Перипетии. Сборник историй (страница 2)
А сейчас, на берегу Атлантики, я на седьмом небе, и маленькая гостиница ничем не отличается для меня от роскошного отеля – такие тоже случались в наших путешествиях. Меня, правда, изумляло, когда он спрашивал: обед в хорошем ресторане и дешевая гостиница или пицца и отель получше? Я же еще ничего не знала про бюджет. И мне было все равно, пицца – не пицца. Из комнатки с высокой кроватью был выход прямо на улицу, в смысле на пляж. И он вышел и говорил по мобильному телефону – такие телефоны были тогда чрезвычайной редкостью, я даже не знала, что у него такой телефон есть. Только услышала – говорит. После разговора он был в страшном возбуждении и стал мне рассказывать, что жена его курит по три пачки в день, что равносильно самоубийству, а я должна проявить сочувствие. Я не проявила, и тут он опять сказал, что я русская, а русские не способны к сопереживанию. По идее, за этим следовал «уход навсегда» с чемоданом, но мы продолжили путешествие, и оно казалось безоблачным. Я узнавала, вслед за мишленовскими звездами, всё новые и новые для меня понятия, становилась настоящей француженкой. Которая, может, и не ходит в рестораны «три звезды», но знает, что они есть. Как та официантка в забегаловке. Это просто часть речи, гораздо важнее владеть ею, чем вкушать плоды этих самых звезд. Теперь-то и в Москве «Мишлен» как родной, все знают, многие бывали, Россия по знаниям и даже обладаниям обошла всех: марки стиральных машин, холодильников, очков и трусов без запинки выпалит даже школьник, вместо таблицы умножения и стихов, чем славился школьник советский. Мы же, прожившие две жизни и готовящиеся к третьей, знаем теперь вообще всё.
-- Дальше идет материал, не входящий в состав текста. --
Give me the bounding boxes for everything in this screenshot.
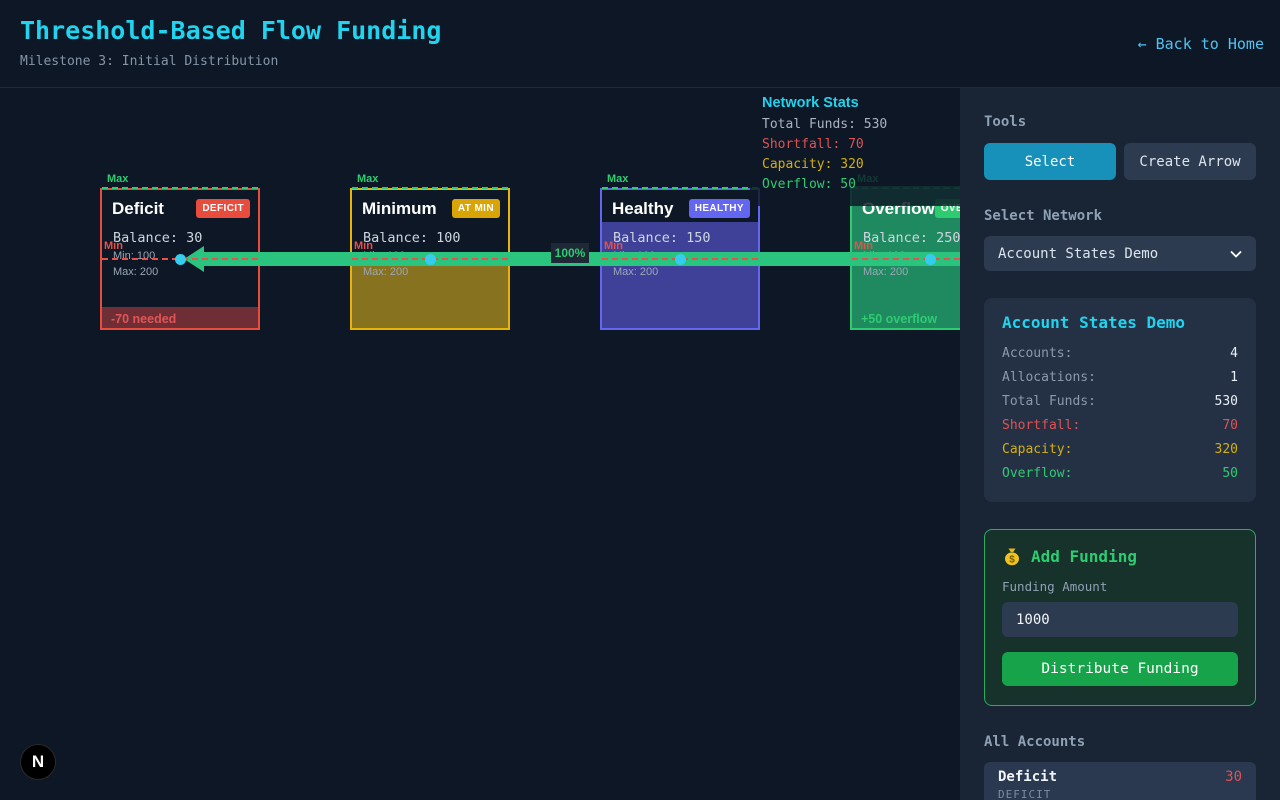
max-text: Max: 200	[363, 266, 409, 278]
account-title: Healthy	[612, 199, 674, 218]
funding-amount-input[interactable]	[1002, 602, 1238, 637]
add-funding-card: $ Add Funding Funding Amount Distribute …	[984, 529, 1256, 706]
edge-allocation-label: 100%	[551, 243, 589, 263]
max-threshold-line	[352, 187, 508, 189]
account-title: Minimum	[362, 199, 437, 218]
network-canvas[interactable]: 100% Deficit DEFICIT Balance: 30 Min: 10…	[0, 88, 1010, 800]
page-subtitle: Milestone 3: Initial Distribution	[20, 54, 279, 69]
min-threshold-tag: Min	[354, 240, 373, 252]
all-accounts-heading: All Accounts	[984, 734, 1086, 750]
nextjs-dev-badge[interactable]: N	[20, 744, 56, 780]
account-node-deficit[interactable]: Deficit DEFICIT Balance: 30 Min: 100 Max…	[100, 188, 260, 330]
create-arrow-button[interactable]: Create Arrow	[1124, 143, 1256, 180]
tooltip-total-funds: Total Funds: 530	[762, 117, 888, 132]
page-title: Threshold-Based Flow Funding	[20, 16, 442, 45]
min-threshold-tag: Min	[604, 240, 623, 252]
network-stats-tooltip: Network Stats Total Funds: 530 Shortfall…	[750, 88, 963, 206]
tools-heading: Tools	[984, 114, 1027, 130]
select-tool-button[interactable]: Select	[984, 143, 1116, 180]
funding-amount-label: Funding Amount	[1002, 579, 1108, 594]
max-threshold-tag: Max	[357, 173, 379, 185]
deficit-note: -70 needed	[111, 312, 177, 326]
account-title: Deficit	[112, 199, 164, 218]
balance-fill	[602, 222, 758, 328]
stat-shortfall: Shortfall: 70	[1002, 418, 1238, 433]
status-badge: AT MIN	[451, 199, 500, 218]
node-anchor-dot[interactable]	[425, 254, 436, 265]
control-sidebar: Tools Select Create Arrow Select Network…	[960, 88, 1280, 800]
app-header: Threshold-Based Flow Funding Milestone 3…	[0, 0, 1280, 88]
stat-allocations: Allocations: 1	[1002, 370, 1238, 385]
status-badge: DEFICIT	[196, 199, 250, 218]
tooltip-shortfall: Shortfall: 70	[762, 137, 864, 152]
node-anchor-dot[interactable]	[925, 254, 936, 265]
balance-fill	[102, 307, 258, 328]
max-threshold-tag: Max	[107, 173, 129, 185]
money-bag-icon: $	[1005, 548, 1019, 566]
balance-fill	[352, 257, 508, 328]
distribute-funding-button[interactable]: Distribute Funding	[1002, 652, 1238, 686]
tooltip-overflow: Overflow: 50	[762, 177, 856, 192]
network-stats-card: Account States Demo Accounts: 4 Allocati…	[984, 298, 1256, 502]
balance-text: Balance: 150	[613, 230, 711, 246]
select-network-heading: Select Network	[984, 208, 1103, 224]
tooltip-title: Network Stats	[762, 95, 859, 111]
back-to-home-link[interactable]: ← Back to Home	[1137, 35, 1264, 53]
network-select-value: Account States Demo	[998, 245, 1159, 262]
status-badge: HEALTHY	[688, 199, 750, 218]
account-row-name: Deficit	[998, 769, 1058, 785]
node-anchor-dot[interactable]	[175, 254, 186, 265]
min-threshold-tag: Min	[854, 240, 873, 252]
account-row-balance: 30	[1225, 769, 1242, 785]
stat-total-funds: Total Funds: 530	[1002, 394, 1238, 409]
stat-accounts: Accounts: 4	[1002, 346, 1238, 361]
balance-text: Balance: 30	[113, 230, 203, 246]
stats-card-title: Account States Demo	[1002, 313, 1186, 332]
min-threshold-line	[852, 258, 960, 260]
max-text: Max: 200	[113, 266, 159, 278]
balance-text: Balance: 250	[863, 230, 961, 246]
min-threshold-tag: Min	[104, 240, 123, 252]
account-node-healthy[interactable]: Healthy HEALTHY Balance: 150 Min: 100 Ma…	[600, 188, 760, 330]
stat-capacity: Capacity: 320	[1002, 442, 1238, 457]
max-text: Max: 200	[613, 266, 659, 278]
account-list-item-deficit[interactable]: Deficit 30 DEFICIT	[984, 762, 1256, 800]
tooltip-capacity: Capacity: 320	[762, 157, 864, 172]
balance-text: Balance: 100	[363, 230, 461, 246]
add-funding-title: Add Funding	[1031, 546, 1137, 566]
node-anchor-dot[interactable]	[675, 254, 686, 265]
max-text: Max: 200	[863, 266, 909, 278]
svg-text:$: $	[1009, 555, 1015, 566]
nextjs-logo-icon: N	[31, 752, 45, 771]
max-threshold-line	[102, 187, 258, 189]
max-threshold-tag: Max	[607, 173, 629, 185]
network-select[interactable]: Account States Demo	[984, 236, 1256, 271]
max-threshold-line	[602, 187, 758, 189]
overflow-note: +50 overflow	[861, 312, 938, 326]
account-row-status: DEFICIT	[998, 788, 1052, 800]
stat-overflow: Overflow: 50	[1002, 466, 1238, 481]
chevron-down-icon	[1230, 250, 1242, 258]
Восемь утра, я оделась и готова идти завтракать в отельный ресторан. Это уже следующий отель, сколько звезд, не знаю, но публика тут солидная, как и мой спутник. Он просит меня накрасить глаза и губы.
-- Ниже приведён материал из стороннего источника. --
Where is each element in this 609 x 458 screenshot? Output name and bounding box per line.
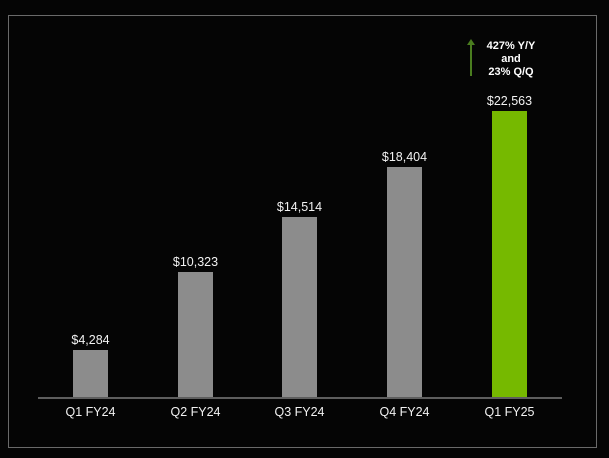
x-tick-label: Q1 FY24	[65, 405, 116, 419]
growth-annotation: 427% Y/Y and 23% Q/Q	[478, 40, 544, 79]
bar-q4-fy24	[387, 167, 422, 398]
value-label: $4,284	[71, 333, 110, 347]
annotation-and: and	[501, 53, 521, 65]
chart-frame	[8, 15, 597, 448]
bar-q1-fy25	[492, 111, 527, 398]
x-tick-label: Q1 FY25	[484, 405, 535, 419]
x-tick-label: Q3 FY24	[274, 405, 325, 419]
value-label: $18,404	[381, 150, 428, 164]
bar-q2-fy24	[178, 272, 213, 398]
value-label: $22,563	[486, 94, 533, 108]
value-label: $10,323	[172, 255, 219, 269]
up-arrow-icon	[467, 39, 475, 76]
annotation-qoq: 23% Q/Q	[488, 66, 534, 78]
x-tick-label: Q4 FY24	[379, 405, 430, 419]
value-label: $14,514	[276, 200, 323, 214]
bar-q3-fy24	[282, 217, 317, 398]
x-tick-label: Q2 FY24	[170, 405, 221, 419]
x-axis-line	[38, 397, 562, 399]
bar-q1-fy24	[73, 350, 108, 398]
annotation-yoy: 427% Y/Y	[486, 40, 536, 52]
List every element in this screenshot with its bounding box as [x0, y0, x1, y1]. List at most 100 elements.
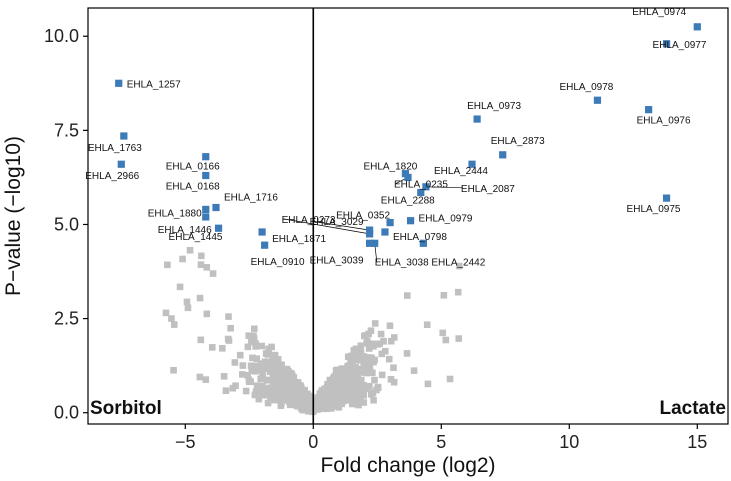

– В такую рань? – но он был прав. На завтрак на террасу вокруг бассейна собрались люди в дорогих одеяниях, а у меня таких нет, так что надо брать красотой, краска помогает разглядеть ее издали.
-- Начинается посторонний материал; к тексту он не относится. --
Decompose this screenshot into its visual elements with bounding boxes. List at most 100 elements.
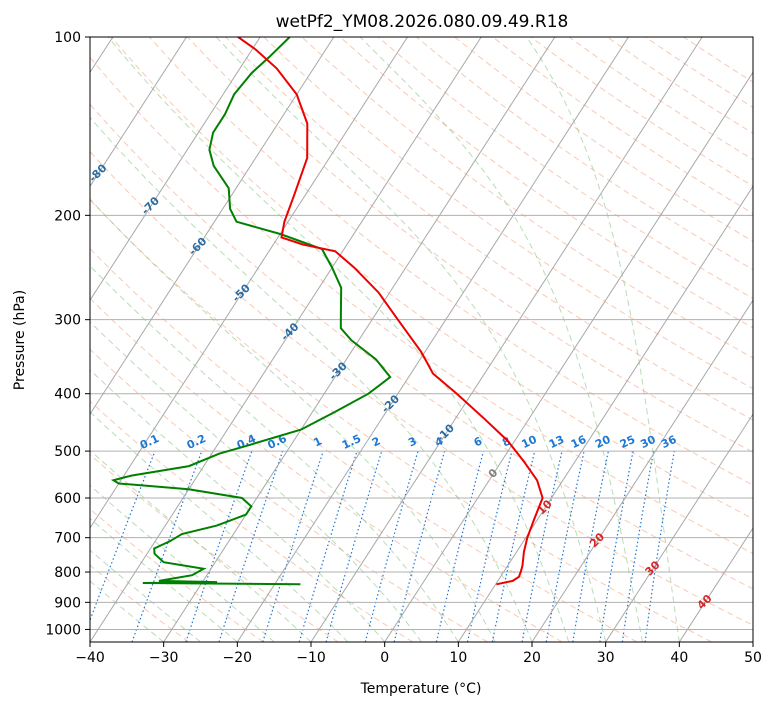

Я плаваю, растворяюсь в море и в такой вроде бы «абстрактной», неосязаемой стихии – любви. Я не хочу быть собой, отдельной, не хочу быть человеком, хочу слиться и с морем, и с любовью, стать неразличимой, генерировать флюиды, электричество, на котором могла бы работать не одна электростанция. Если не буду излучать, я стану черной дырой, этого нельзя допустить. Мы возвращаемся другим путем, уже был десяток отелей – больше? меньше? неделю мы путешествуем или год? арифметика не помогает – я их не вижу, не запоминаю, только один, когда он сказал: «Застрелиться». – А что такое? – Оказалось, отель дорогой, в других нет мест, август, сезон и номер двухэтажный. Нафиг сдался, конечно – кровать на втором, по деревянной лесенке, он в плохом настроении. Пицца плюс пицца. Мы возвращаемся в Париж. Дорога дальняя, он ведет машину и все еще в плохом настроении. Старается не показывать. Наверное, потому, что путешествие закончилось? Собирались мы в него быстро. Он опять пришел с чемоданом, уже в другую квартиру, которую мы снимали вместе, пополам, стоял на коленях, по лицу катились слезы, просил его простить. Пришел навсегда, и мы поехали отдыхать, как и собирались еще до того, как уходил «навсегда».
– Моим всегдашним фантазмом было жить на содержании у красивой и богатой женщины, – сказал он, прерывая молчание на скучном скоростном шоссе.
– Да? Странный фантазм. Зачем тебе? – если б это говорил человек бедный, но он, получающий огромную зарплату, чей офис – не какой-нибудь кабинет, а целый дворец – резиденция, зачем ему «жить на содержании»? И он говорит, что хотел бы быть мной, беззаботной мной, что у него артистическая натура, как у меня, а он всю жизнь в чиновниках. И что я богаче него.
– Я???
– Ну да, ты, предположим, получаешь тысячу франков (это еще эпоха франка, как мне его жаль!) и тратишь тысячу, а я получаю сто тысяч, но трачу больше, расходы у меня большие. Вот и выходит.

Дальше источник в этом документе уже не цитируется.